Among the South Asian countries studied, Pakistan had a lower prevalence of depressive disorders at 3.0%, which may be attributable to under-reporting and a lack of high-quality epidemiologic data. Previous reports suggested that weakening of traditional values and family systems due to urbanisation, fear of wars and natural disasters may be associated with an increasing burden of depressive disorders in Pakistan [47, 70]. The prevalence of depressive disorders in Bhutan was 3.7%, with an associated higher rate of DALYs attributable to depressive disorders. Like the Pakistanis [47], Bhutanese people often believe that ‘Karma’ (previous life) and attitudes strongly influence a person’s propensity to experience mental illness.

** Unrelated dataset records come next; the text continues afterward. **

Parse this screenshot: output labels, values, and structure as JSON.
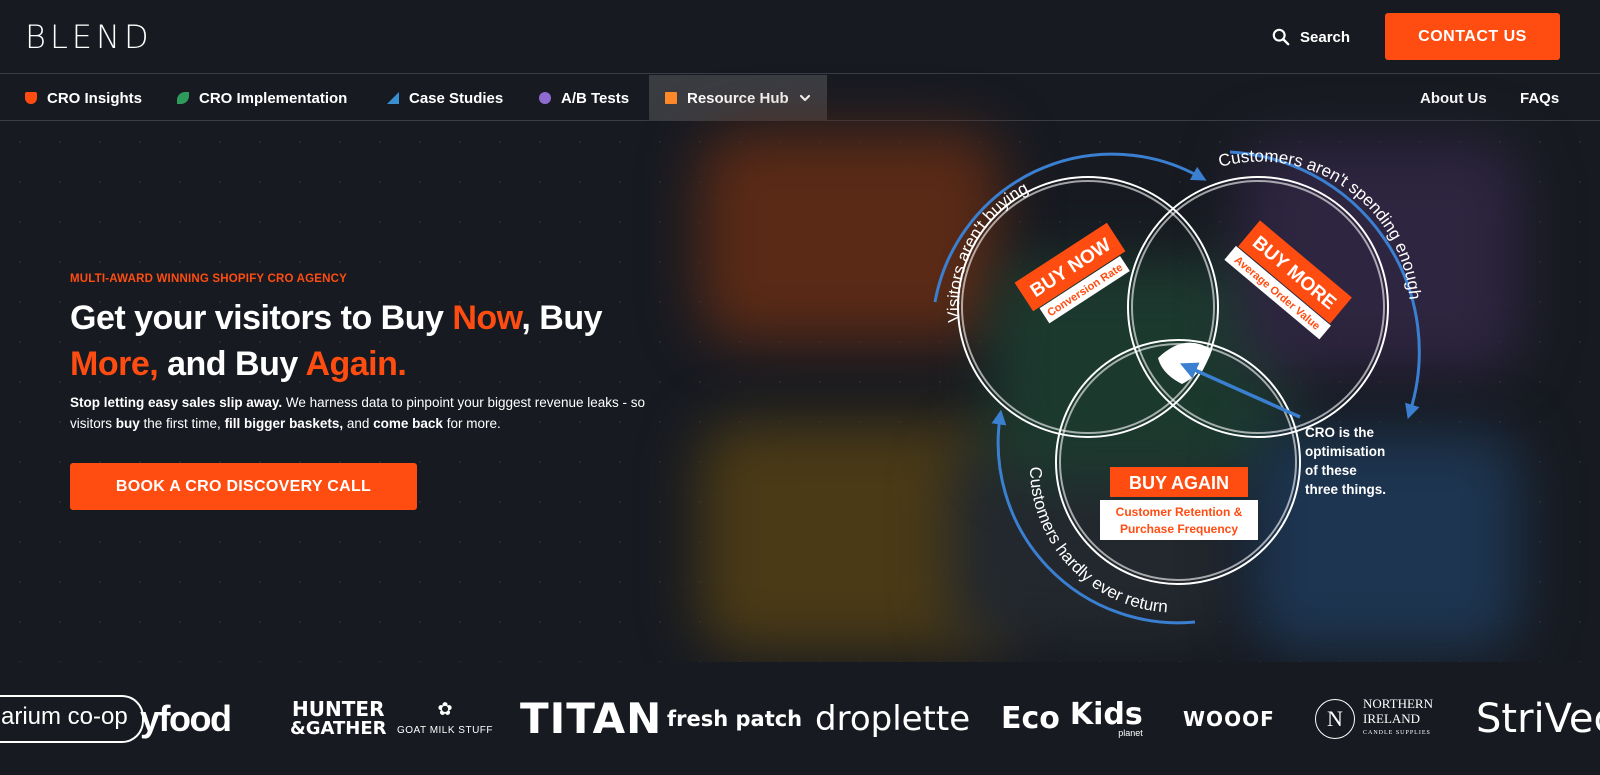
{
  "header": {
    "logo": "BLEND",
    "search_label": "Search",
    "contact_label": "CONTACT US"
  },
  "nav": {
    "items": [
      {
        "label": "CRO Insights",
        "icon": "shield-icon"
      },
      {
        "label": "CRO Implementation",
        "icon": "leaf-icon"
      },
      {
        "label": "Case Studies",
        "icon": "triangle-icon"
      },
      {
        "label": "A/B Tests",
        "icon": "dot-icon"
      },
      {
        "label": "Resource Hub",
        "icon": "square-icon"
      }
    ],
    "right": [
      "About Us",
      "FAQs"
    ]
  },
  "hero": {
    "eyebrow": "MULTI-AWARD WINNING SHOPIFY CRO AGENCY",
    "headline": {
      "p1": "Get your visitors to Buy ",
      "h1": "Now",
      "p2": ", Buy ",
      "h2": "More,",
      "p3": " and Buy ",
      "h3": "Again."
    },
    "subcopy": {
      "b1": "Stop letting easy sales slip away.",
      "t1": " We harness data to pinpoint your biggest revenue leaks - so visitors ",
      "b2": "buy",
      "t2": " the first time, ",
      "b3": "fill bigger baskets,",
      "t3": " and ",
      "b4": "come back",
      "t4": " for more."
    },
    "cta_label": "BOOK A CRO DISCOVERY CALL"
  },
  "diagram": {
    "arc_top_left": "Visitors aren't buying",
    "arc_top_right": "Customers aren't spending enough",
    "arc_bottom": "Customers hardly ever return",
    "buy_now": "BUY NOW",
    "buy_now_sub": "Conversion Rate",
    "buy_more": "BUY MORE",
    "buy_more_sub": "Average Order Value",
    "buy_again": "BUY AGAIN",
    "buy_again_sub1": "Customer Retention &",
    "buy_again_sub2": "Purchase Frequency",
    "cro_note": [
      "CRO is the",
      "optimisation",
      "of these",
      "three things."
    ],
    "colors": {
      "accent": "#ff4d12",
      "arrow": "#3a7fd0"
    }
  },
  "logos": [
    "arium co-op",
    "yfood",
    "HUNTER",
    "&GATHER",
    "GOAT MILK STUFF",
    "TITAN",
    "fresh patch",
    "droplette",
    "Eco",
    "Kids",
    "planet",
    "WOOOF",
    "NORTHERN",
    "IRELAND",
    "CANDLE SUPPLIES",
    "StriVec"
  ]
}
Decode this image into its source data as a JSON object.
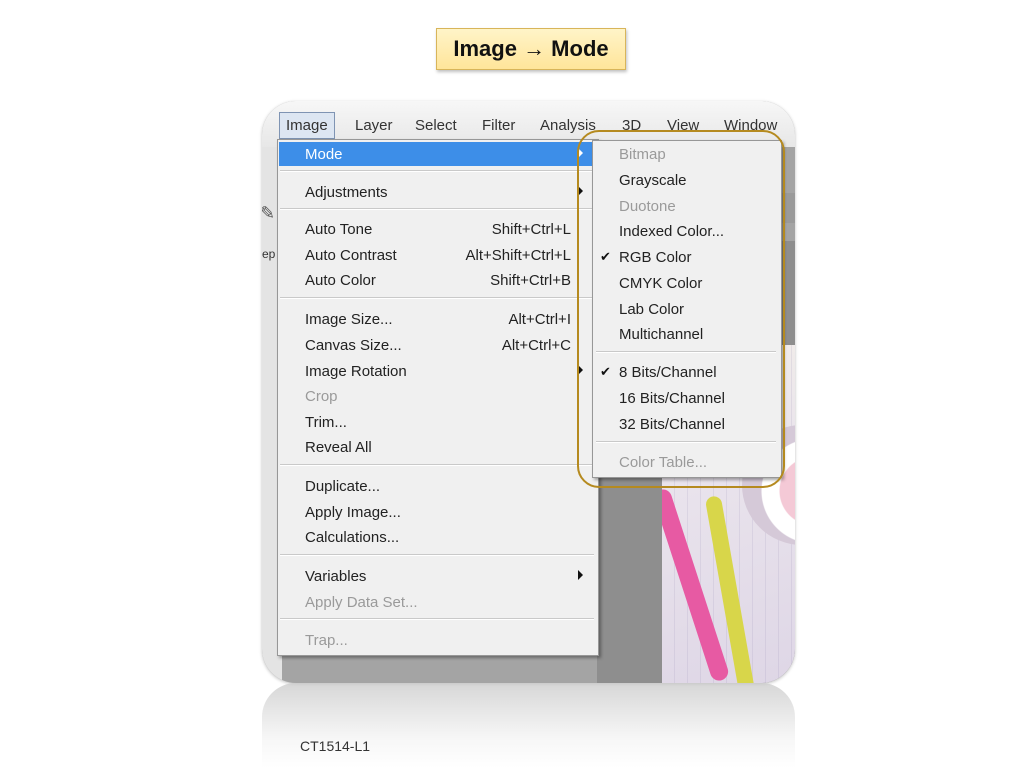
{
  "slide_title": "Image → Mode",
  "footer": "CT1514-L1",
  "colors": {
    "highlight": "#3d8ee8",
    "callout_border": "#b58a1f",
    "title_box": "#ffe59a"
  },
  "menubar": {
    "items": [
      "Image",
      "Layer",
      "Select",
      "Filter",
      "Analysis",
      "3D",
      "View",
      "Window"
    ],
    "active": "Image"
  },
  "side_strip": {
    "label": "ep"
  },
  "image_menu": {
    "items": [
      {
        "label": "Mode",
        "submenu": true,
        "highlighted": true
      },
      {
        "label": "Adjustments",
        "submenu": true
      },
      {
        "label": "Auto Tone",
        "shortcut": "Shift+Ctrl+L"
      },
      {
        "label": "Auto Contrast",
        "shortcut": "Alt+Shift+Ctrl+L"
      },
      {
        "label": "Auto Color",
        "shortcut": "Shift+Ctrl+B"
      },
      {
        "label": "Image Size...",
        "shortcut": "Alt+Ctrl+I"
      },
      {
        "label": "Canvas Size...",
        "shortcut": "Alt+Ctrl+C"
      },
      {
        "label": "Image Rotation",
        "submenu": true
      },
      {
        "label": "Crop",
        "disabled": true
      },
      {
        "label": "Trim..."
      },
      {
        "label": "Reveal All"
      },
      {
        "label": "Duplicate..."
      },
      {
        "label": "Apply Image..."
      },
      {
        "label": "Calculations..."
      },
      {
        "label": "Variables",
        "submenu": true
      },
      {
        "label": "Apply Data Set...",
        "disabled": true
      },
      {
        "label": "Trap...",
        "disabled": true
      }
    ]
  },
  "mode_submenu": {
    "items": [
      {
        "label": "Bitmap",
        "disabled": true
      },
      {
        "label": "Grayscale"
      },
      {
        "label": "Duotone",
        "disabled": true
      },
      {
        "label": "Indexed Color..."
      },
      {
        "label": "RGB Color",
        "checked": true
      },
      {
        "label": "CMYK Color"
      },
      {
        "label": "Lab Color"
      },
      {
        "label": "Multichannel"
      },
      {
        "label": "8 Bits/Channel",
        "checked": true
      },
      {
        "label": "16 Bits/Channel"
      },
      {
        "label": "32 Bits/Channel"
      },
      {
        "label": "Color Table...",
        "disabled": true
      }
    ]
  }
}
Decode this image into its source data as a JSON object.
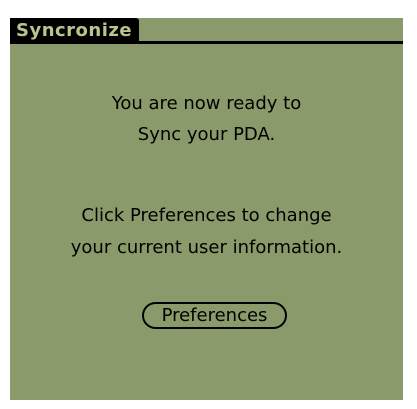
{
  "window": {
    "title": "Syncronize"
  },
  "message": {
    "line1": "You are now ready to",
    "line2": "Sync your PDA.",
    "line3": "Click Preferences to change",
    "line4": "your current user information."
  },
  "buttons": {
    "preferences_label": "Preferences"
  },
  "colors": {
    "screen_background": "#8a9a6a",
    "title_background": "#000000",
    "title_text": "#b8c58d",
    "text": "#000000"
  }
}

Consequently, more than 99% of Bhutanese with mental illness seek alternative therapies such as faith and religious healing [71].

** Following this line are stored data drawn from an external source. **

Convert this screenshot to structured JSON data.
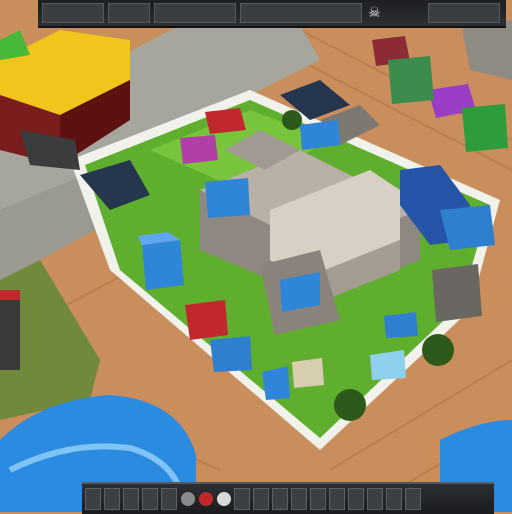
{
  "colors": {
    "dirt": "#c98e5c",
    "dirt_dark": "#b57a48",
    "grass": "#5fae2e",
    "grass_light": "#78c43a",
    "path": "#a8a8a0",
    "stone": "#9c948c",
    "stone_light": "#d8cfc4",
    "water": "#2b8be0",
    "border": "#f4f4f0"
  },
  "icons": {
    "top_right": "skull-icon",
    "bottom_left": "gear-icon",
    "bottom_center": "shield-icon",
    "bottom_right": "coin-icon"
  }
}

In the last decade, Bhutan has introduced a number of mental health initiatives to increase accessibility and availability of primary mental health services, with a subsequent increase in mental health awareness [71, 72]. These efforts have been revised to incorporate other key measures (such as ‘National Happiness Index’) to promote the well-being of individuals and inform policy decision-making [25]. Nevertheless, improvements are still needed in Bhutan as the country has no trained psychiatrists in community-based mental health programmes [71]. For Pakistan, the mental health strategy has multiple weaknesses, including inadequate funding and a lack of service integration [14, 73]. Training of health workers, development of research capacity and epidemiological data collection, and refinement of current mental health programmes, as well as an increase in mental health financing, galvanised with strong political will at all levels, are warranted in those countries [15, 72].

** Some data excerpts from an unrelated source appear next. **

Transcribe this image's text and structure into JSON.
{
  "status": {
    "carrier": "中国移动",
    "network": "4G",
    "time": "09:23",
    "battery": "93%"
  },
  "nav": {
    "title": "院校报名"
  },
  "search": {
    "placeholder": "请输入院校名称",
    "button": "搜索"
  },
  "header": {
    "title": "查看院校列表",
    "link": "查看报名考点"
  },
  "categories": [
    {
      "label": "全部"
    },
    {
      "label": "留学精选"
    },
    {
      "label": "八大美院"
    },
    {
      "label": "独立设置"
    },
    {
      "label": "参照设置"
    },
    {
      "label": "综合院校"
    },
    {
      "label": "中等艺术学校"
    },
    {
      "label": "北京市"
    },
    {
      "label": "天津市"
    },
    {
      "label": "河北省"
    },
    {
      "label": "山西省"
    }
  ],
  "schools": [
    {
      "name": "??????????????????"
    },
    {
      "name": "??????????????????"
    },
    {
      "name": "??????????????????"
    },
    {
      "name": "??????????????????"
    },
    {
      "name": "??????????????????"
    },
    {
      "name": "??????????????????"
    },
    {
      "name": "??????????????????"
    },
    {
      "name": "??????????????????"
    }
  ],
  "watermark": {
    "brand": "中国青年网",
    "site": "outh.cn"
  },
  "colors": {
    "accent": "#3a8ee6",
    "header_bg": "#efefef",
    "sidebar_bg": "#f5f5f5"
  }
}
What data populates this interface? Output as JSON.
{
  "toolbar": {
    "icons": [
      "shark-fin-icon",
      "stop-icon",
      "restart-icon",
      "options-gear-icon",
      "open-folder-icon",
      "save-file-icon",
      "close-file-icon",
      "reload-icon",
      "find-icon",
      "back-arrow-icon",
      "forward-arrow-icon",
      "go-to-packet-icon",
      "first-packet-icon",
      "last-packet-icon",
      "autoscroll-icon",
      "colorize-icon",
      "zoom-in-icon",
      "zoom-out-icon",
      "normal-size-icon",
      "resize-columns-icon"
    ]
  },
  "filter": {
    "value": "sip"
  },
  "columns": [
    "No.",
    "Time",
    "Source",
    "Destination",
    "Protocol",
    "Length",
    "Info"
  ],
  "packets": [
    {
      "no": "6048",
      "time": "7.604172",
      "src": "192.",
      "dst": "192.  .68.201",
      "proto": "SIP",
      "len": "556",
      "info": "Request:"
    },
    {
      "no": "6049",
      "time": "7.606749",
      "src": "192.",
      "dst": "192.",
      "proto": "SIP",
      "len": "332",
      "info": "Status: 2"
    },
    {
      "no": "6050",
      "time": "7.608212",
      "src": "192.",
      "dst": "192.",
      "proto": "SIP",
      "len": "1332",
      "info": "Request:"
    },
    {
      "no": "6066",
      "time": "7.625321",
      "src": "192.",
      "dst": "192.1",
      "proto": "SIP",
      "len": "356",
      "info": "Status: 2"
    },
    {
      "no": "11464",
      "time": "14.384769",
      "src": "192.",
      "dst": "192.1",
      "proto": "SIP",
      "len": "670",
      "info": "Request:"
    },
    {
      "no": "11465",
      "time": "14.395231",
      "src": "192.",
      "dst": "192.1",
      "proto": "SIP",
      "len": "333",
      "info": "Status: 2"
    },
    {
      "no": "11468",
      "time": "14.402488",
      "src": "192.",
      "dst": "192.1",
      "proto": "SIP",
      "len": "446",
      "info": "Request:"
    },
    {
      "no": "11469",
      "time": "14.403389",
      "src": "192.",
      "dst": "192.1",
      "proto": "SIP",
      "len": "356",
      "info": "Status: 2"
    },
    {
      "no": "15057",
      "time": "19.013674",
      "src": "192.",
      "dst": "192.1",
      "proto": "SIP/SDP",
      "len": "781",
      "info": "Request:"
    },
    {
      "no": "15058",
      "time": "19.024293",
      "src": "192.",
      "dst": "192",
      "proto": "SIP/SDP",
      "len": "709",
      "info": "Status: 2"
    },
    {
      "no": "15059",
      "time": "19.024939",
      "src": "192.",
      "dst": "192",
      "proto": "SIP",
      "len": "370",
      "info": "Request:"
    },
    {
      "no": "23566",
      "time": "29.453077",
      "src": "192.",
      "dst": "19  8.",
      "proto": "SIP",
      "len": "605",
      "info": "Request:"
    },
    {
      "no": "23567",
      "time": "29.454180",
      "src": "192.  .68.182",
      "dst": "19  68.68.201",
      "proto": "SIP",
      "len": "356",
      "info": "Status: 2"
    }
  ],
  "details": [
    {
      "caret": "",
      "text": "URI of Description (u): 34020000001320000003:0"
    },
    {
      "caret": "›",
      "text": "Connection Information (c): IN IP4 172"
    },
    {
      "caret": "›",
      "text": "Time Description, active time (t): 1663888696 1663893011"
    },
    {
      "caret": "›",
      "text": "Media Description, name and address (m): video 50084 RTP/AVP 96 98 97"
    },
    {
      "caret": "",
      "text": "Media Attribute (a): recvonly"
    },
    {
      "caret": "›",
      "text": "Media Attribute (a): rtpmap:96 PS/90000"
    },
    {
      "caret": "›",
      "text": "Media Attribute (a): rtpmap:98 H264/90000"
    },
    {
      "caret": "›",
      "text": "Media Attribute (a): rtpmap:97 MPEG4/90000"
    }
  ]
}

The study has a number of limitations, which have been described in detail in the Lancet Series for the GBD and supplement [2, 9, 33]. Briefly, we describe specific limitations. First, DSM-IV and ICD-10 criteria for depressive disorders may not be applicable across all cultural sub-population groups in South Asia as people prefer not to disclose mental health issues as a result of stigma and discrimination. Second, GBD study used disability weights to capture health loss while not accounting for the impact of depressive disorders on economic productivity and family socio-emotional interaction. Third, the lack of assessment of YLLs for depressive disorders presents challenges in the full estimation of health loss due to depressive disorders as they are not coded as causes of death in the GBD study based on the ICD-10 criteria for listing causes of death. Fourth, it is possible that the study may have underestimated the ‘full burden’ of depressive disorders given data availability and a time lag between the in-country release of data and their subsequent incorporation into the GBD study. The lack of high-quality epidemiological data for all countries is possibly reflected in the wide uncertainty intervals. However, underestimation of data may be less likely in India given gbd 2016 access to recent epidemiological data and improvements in methodological and modelling strategies.

Conclusion

The study indicates that the prevalence of depressive disorders in South Asia is comparable to the global estimate, and Bangladesh and India has higher proportions of people with depressive disorders in South Asia. Additionally, females and older adults (75–79 years) have the highest burden of depressive disorders across all countries in the region. The findings suggest that mental health services and programmes should be prioritised and scaled up across South Asian countries, with significant contributions and involvement of national and subnational governments to improve population health and well-being.